McCloud Customers
Elkins Cedar Mill


The McCloud woods contained significant quantities of Incense Cedar. While not a true cedar species, the tree still provided some useable products, though the overall weakness of the wood did not produce suitable dimensional lumber. Predominate uses of cedar included fencing, shingles, and pencil stock.

The McCloud River Lumber Company did not harvest cedar during its operations, but allowed other companies to come in behind it to get the cedar. William Merritt Elkins was the most predominate of these, and sometime during the 1910s he commenced harvesting cedar logs and shipping them out to the Hudson Lumber Company of San Leandro, California, one of the forerunners of P&M Cedar Products that later owned the Mount Shasta and McCloud sawmills. In 1926, Elkins built the first of a series of small sawmills that allowed him to start shipping boards instead of raw logs. One source indicates the sequence of mills as existing at Spur 9 (later named Swobe), followed by Esperanze and Bartle, while another source placed the mills as being at Esperanza, Bartle, and then Swobe.

Regardless of the earlier operations, in 1934 Elkins moved his mill, by now known as Elkins Cedar Mill, east to Hambone, where he built a modest sized mill and a camp south of the former site of the McCloud River Lumber Company camp.
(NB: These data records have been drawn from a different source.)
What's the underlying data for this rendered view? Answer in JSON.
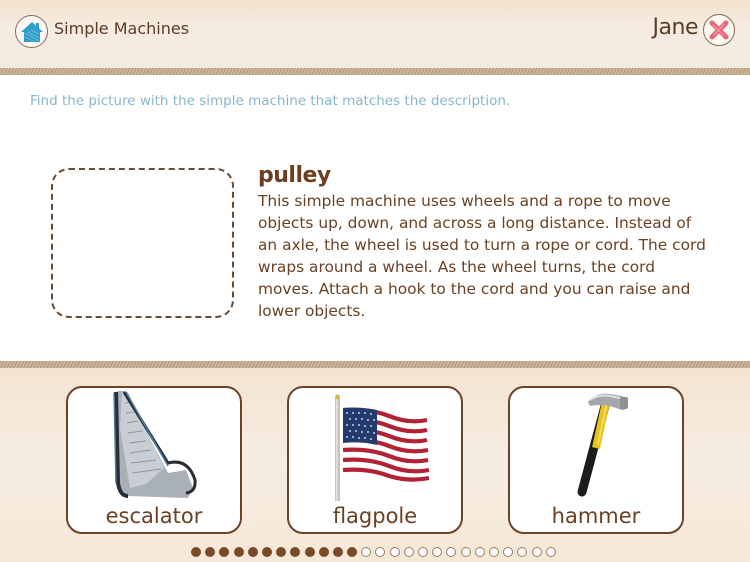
{
  "header": {
    "app_title": "Simple Machines",
    "home_icon": "house-icon",
    "user_name": "Jane",
    "close_icon": "close-x-icon"
  },
  "instruction": "Find the picture with the simple machine that matches the description.",
  "question": {
    "word": "pulley",
    "description": "This simple machine uses wheels and a rope to move objects up, down, and across a long distance. Instead of an axle, the wheel is used to turn a rope or cord. The cord wraps around a wheel. As the wheel turns, the cord moves. Attach a hook to the cord and you can raise and lower objects."
  },
  "choices": [
    {
      "label": "escalator",
      "image": "escalator-image"
    },
    {
      "label": "flagpole",
      "image": "flagpole-image"
    },
    {
      "label": "hammer",
      "image": "hammer-image"
    }
  ],
  "progress": {
    "completed": 12,
    "total": 26
  },
  "colors": {
    "brown_text": "#6b4124",
    "instruction_blue": "#88b6cf",
    "home_blue": "#2f9fc9",
    "close_red": "#e8677b",
    "dot_filled": "#7a4a28"
  }
}
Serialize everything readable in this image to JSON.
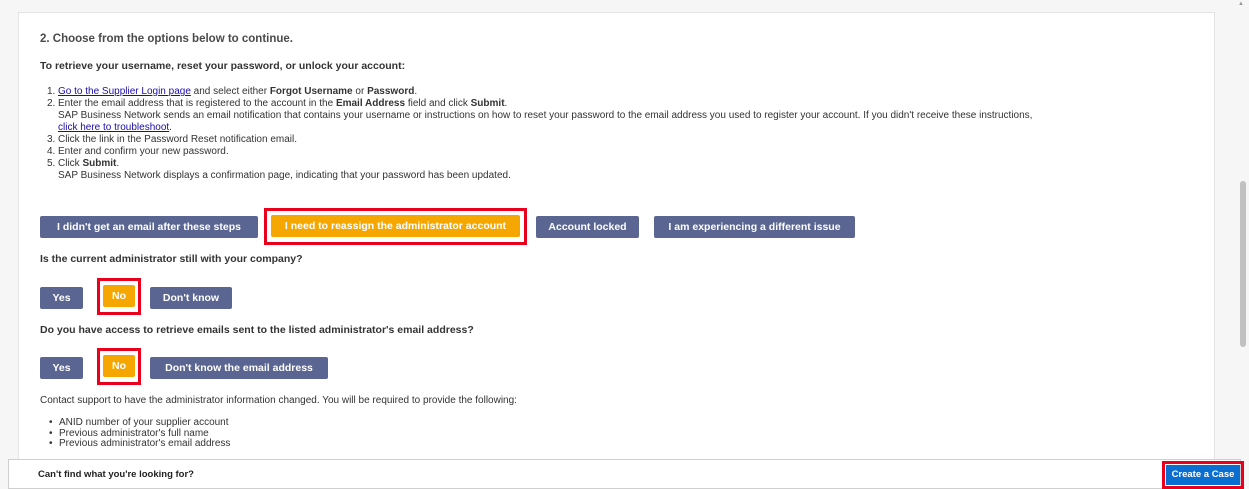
{
  "heading": "2. Choose from the options below to continue.",
  "subheading": "To retrieve your username, reset your password, or unlock your account:",
  "steps": {
    "s1": {
      "num": "1.",
      "link": "Go to the Supplier Login page",
      "text_a": " and select either ",
      "bold_a": "Forgot Username",
      "text_b": " or ",
      "bold_b": "Password",
      "text_c": "."
    },
    "s2": {
      "num": "2.",
      "text_a": "Enter the email address that is registered to the account in the ",
      "bold_a": "Email Address",
      "text_b": " field and click ",
      "bold_b": "Submit",
      "text_c": ".",
      "cont": "SAP Business Network sends an email notification that contains your username or instructions on how to reset your password to the email address you used to register your account. If you didn't receive these instructions,",
      "link": "click here to troubleshoot",
      "link_after": "."
    },
    "s3": {
      "num": "3.",
      "text": "Click the link in the Password Reset notification email."
    },
    "s4": {
      "num": "4.",
      "text": "Enter and confirm your new password."
    },
    "s5": {
      "num": "5.",
      "text_a": "Click ",
      "bold_a": "Submit",
      "text_b": ".",
      "cont": "SAP Business Network displays a confirmation page, indicating that your password has been updated."
    }
  },
  "issue_buttons": {
    "no_email": "I didn't get an email after these steps",
    "reassign": "I need to reassign the administrator account",
    "locked": "Account locked",
    "different": "I am experiencing a different issue"
  },
  "q1": {
    "text": "Is the current administrator still with your company?",
    "yes": "Yes",
    "no": "No",
    "dont_know": "Don't know"
  },
  "q2": {
    "text": "Do you have access to retrieve emails sent to the listed administrator's email address?",
    "yes": "Yes",
    "no": "No",
    "dont_know": "Don't know the email address"
  },
  "note": "Contact support to have the administrator information changed. You will be required to provide the following:",
  "bullets": [
    "ANID number of your supplier account",
    "Previous administrator's full name",
    "Previous administrator's email address"
  ],
  "bullet_glyph": "•",
  "footer": {
    "text": "Can't find what you're looking for?",
    "button": "Create a Case"
  },
  "scroll_up_glyph": "▲",
  "colors": {
    "button": "#5a6691",
    "selected": "#f5a700",
    "highlight": "#e8001c",
    "case_button": "#0a6ed1",
    "link": "#1a0dab"
  }
}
The Elkins employees, especially when combined with the Great Northern and McCloud River Railroad staff also present in the camp, warranted the Skiskiyou County School District to establish a school in Hambone, initially located inside a former Southern Pacific passenger coach and then in a more suitable building in the Elkins camp. Elkins operated the mill successfully using trucks to bring logs into the mill and shipping his output over the railroad until 1942, when the cedar ran out. Elkins sold the mill in 1942, but the new owner only survived until a fire destroyed the mill in 1944.

Wally Trapnell, who owned the old Elkins Sawmill site until his passing in 2017, sent me these photos of the Elkins camp and sawmill, all taken after operations had ceased.



Photos


The sawdust piles and lumber drying racks in Hambone. Before it burned, the mill once stood to the right of the sawdust pile.


The house the Elkins family occupied in the camp.


A water tank in the middle of the Elkins camp.


Camp buildings in the old Elkins community.


Family housing in the Elkins Camp.


Cabins for the single men employed in the Elkins operations.


Ira Wood, who purchased the Elkins mill and camp site after the sawmill burned, is seen here standing in the doorway of one of the structures.